Battle Plan and Compendium submitted to GPT-5.4 Pro, Gemini 3.1 Pro, and Perplexity for independent review. Unanimous consensus: ship single-turn as the production path. The failure mode is architectural (asymmetric calibration), not fixable by prompting. Independently corroborated by ETH Zurich's "Can AI Agents Agree?" paper.

Sessions 016–017 — Multi-Source Telemetry Mar 2026

Syslog extractor (8 message types: SSH, firewall, sudo, systemd) and NetFlow extractor (8 flow types, 14 facts per record). Three independent telemetry sources feeding richer cross-source evidence to the dialectical agents. Cumulative: ~1,488 tests.

Session 022 — Escalation Gate Mar 2026

Built confidence-band escalation gate at [0.35, 0.70]. Critical finding: all 7 actual errors are MISCALIBRATED — the system is confidently wrong, not uncertainly wrong. The gate treats the wrong disease. Pivot to miscalibration detection via per-claim evidence audit. Cumulative: 1,736 tests.

Sessions 032–034 — Accuracy Push Mar 2026

33-scenario corpus regenerated at 72.7% baseline. OracleJudgeV2 (delta-based scoring), v3 prompts (exhaustive fact citation), and threshold sweep. V4 prompt calibration confirmed the Architect hits a 0.75 confidence floor regardless of instructions — a structural property of LLM confidence quantization. Final trajectory: 50% → 91.7% (12 scenarios) → 72.7% (33 scenarios) → 81.8% (v3 prompts) → 87.9% (V2 Oracle, best config).

Sessions 029–030 — Visual Interface Mar 2026

WebSocket event emitter and 3D evidence graph.
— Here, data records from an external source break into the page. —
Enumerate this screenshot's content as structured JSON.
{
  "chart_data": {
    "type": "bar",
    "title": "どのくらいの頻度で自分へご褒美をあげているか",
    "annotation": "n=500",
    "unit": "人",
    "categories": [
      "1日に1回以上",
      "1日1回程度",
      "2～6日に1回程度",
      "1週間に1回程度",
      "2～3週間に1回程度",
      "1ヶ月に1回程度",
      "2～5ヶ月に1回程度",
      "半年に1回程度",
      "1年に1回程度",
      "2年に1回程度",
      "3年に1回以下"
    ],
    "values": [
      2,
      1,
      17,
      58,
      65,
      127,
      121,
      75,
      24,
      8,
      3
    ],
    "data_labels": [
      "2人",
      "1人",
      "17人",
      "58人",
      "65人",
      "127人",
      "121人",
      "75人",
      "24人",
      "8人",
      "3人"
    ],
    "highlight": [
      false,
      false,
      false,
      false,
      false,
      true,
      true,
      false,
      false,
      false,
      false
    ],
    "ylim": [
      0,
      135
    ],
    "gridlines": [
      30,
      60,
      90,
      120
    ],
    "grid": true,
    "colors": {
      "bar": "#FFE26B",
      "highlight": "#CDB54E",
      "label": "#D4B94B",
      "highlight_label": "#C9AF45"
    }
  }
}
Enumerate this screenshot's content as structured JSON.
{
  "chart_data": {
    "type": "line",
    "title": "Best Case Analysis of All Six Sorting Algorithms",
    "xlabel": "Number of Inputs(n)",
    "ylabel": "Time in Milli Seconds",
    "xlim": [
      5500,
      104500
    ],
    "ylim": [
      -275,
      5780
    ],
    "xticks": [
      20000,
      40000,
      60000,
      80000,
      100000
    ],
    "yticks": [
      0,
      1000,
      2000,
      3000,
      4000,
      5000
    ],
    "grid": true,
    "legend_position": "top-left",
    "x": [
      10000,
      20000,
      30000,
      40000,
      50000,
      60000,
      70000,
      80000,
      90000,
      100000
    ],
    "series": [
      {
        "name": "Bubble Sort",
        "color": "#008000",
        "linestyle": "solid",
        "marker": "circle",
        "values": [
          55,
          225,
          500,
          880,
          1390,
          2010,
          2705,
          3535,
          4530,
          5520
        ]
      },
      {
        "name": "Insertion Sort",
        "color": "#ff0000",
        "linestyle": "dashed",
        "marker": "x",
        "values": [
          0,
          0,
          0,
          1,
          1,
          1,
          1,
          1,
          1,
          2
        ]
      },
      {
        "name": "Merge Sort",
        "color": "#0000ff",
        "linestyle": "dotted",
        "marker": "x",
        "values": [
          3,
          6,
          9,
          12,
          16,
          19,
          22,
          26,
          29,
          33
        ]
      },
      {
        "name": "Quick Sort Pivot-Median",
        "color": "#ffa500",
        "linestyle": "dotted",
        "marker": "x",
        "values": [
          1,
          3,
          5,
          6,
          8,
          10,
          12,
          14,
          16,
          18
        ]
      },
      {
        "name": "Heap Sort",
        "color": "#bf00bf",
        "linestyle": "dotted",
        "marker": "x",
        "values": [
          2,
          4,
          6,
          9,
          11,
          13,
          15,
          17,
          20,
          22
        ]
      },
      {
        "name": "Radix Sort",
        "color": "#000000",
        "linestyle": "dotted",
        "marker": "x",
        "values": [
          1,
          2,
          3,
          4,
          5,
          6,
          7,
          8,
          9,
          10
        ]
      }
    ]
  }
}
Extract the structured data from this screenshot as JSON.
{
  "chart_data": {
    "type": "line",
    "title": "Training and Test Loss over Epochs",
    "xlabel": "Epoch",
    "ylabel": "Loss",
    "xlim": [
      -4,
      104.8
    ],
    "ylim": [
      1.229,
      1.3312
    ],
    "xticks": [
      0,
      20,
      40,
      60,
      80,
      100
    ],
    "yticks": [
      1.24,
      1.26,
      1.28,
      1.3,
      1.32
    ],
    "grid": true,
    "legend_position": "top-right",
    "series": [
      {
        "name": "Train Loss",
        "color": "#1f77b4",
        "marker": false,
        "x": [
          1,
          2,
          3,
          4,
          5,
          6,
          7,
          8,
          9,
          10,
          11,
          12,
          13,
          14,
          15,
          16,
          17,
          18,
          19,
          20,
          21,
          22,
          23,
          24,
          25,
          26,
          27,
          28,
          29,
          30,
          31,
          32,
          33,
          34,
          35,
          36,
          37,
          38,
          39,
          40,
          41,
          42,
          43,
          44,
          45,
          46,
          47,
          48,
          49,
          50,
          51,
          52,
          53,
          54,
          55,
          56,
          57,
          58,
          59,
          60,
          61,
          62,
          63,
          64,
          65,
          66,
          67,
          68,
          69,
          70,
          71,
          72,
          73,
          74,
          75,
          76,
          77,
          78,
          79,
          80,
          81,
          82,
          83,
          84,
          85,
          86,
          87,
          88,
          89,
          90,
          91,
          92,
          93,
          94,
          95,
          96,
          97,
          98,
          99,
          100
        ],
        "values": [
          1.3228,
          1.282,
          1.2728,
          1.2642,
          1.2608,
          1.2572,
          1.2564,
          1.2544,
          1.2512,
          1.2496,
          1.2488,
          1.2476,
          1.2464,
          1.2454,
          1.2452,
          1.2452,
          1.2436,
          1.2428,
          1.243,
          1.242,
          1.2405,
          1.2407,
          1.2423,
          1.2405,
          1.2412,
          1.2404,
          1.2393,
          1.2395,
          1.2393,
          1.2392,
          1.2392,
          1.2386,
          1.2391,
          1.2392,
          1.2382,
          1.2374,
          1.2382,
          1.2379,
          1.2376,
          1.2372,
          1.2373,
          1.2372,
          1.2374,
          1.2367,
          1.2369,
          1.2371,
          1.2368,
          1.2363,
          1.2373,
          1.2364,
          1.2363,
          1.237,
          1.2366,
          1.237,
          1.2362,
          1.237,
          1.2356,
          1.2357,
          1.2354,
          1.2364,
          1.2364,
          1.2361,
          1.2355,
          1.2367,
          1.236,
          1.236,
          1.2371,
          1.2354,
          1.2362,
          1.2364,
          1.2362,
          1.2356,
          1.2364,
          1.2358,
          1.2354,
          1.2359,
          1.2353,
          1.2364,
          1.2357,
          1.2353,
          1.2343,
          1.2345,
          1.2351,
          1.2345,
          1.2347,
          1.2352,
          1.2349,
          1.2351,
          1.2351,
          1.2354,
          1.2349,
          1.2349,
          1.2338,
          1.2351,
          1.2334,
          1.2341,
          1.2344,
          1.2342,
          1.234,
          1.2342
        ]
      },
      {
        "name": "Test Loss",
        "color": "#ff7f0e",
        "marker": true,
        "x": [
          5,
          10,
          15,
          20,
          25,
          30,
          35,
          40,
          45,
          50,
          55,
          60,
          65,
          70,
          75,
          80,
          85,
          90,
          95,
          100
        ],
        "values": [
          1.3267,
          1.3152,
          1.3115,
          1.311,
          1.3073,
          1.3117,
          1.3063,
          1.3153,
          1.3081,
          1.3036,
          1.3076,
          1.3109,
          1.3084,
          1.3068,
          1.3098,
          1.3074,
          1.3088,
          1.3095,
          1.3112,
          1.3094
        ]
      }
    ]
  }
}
Corpus replay runner validated event sequences across all 33 scenarios deterministically. 1,948 tests passing with zero regressions.

Sessions 035–036 — ARES VISION Mar 2026

Benchmark replay pipeline consuming real LLM data. Standalone HTML/Three.js visualizer rendering evidence facts as particle clusters with citation lines and live confidence bars. Strategic pivot: nw_wrld abandoned in favor of direct WebSocket rendering for full domain control. Final test count: 1,927 passing, 65 skipped, 0 failures.

Going Forward — Publication & Hardening Active

Three open tracks: harden single-turn accuracy past 90%, publish the asymmetric calibration finding as a formal research contribution, and expand ARES VISION into a live operational interface.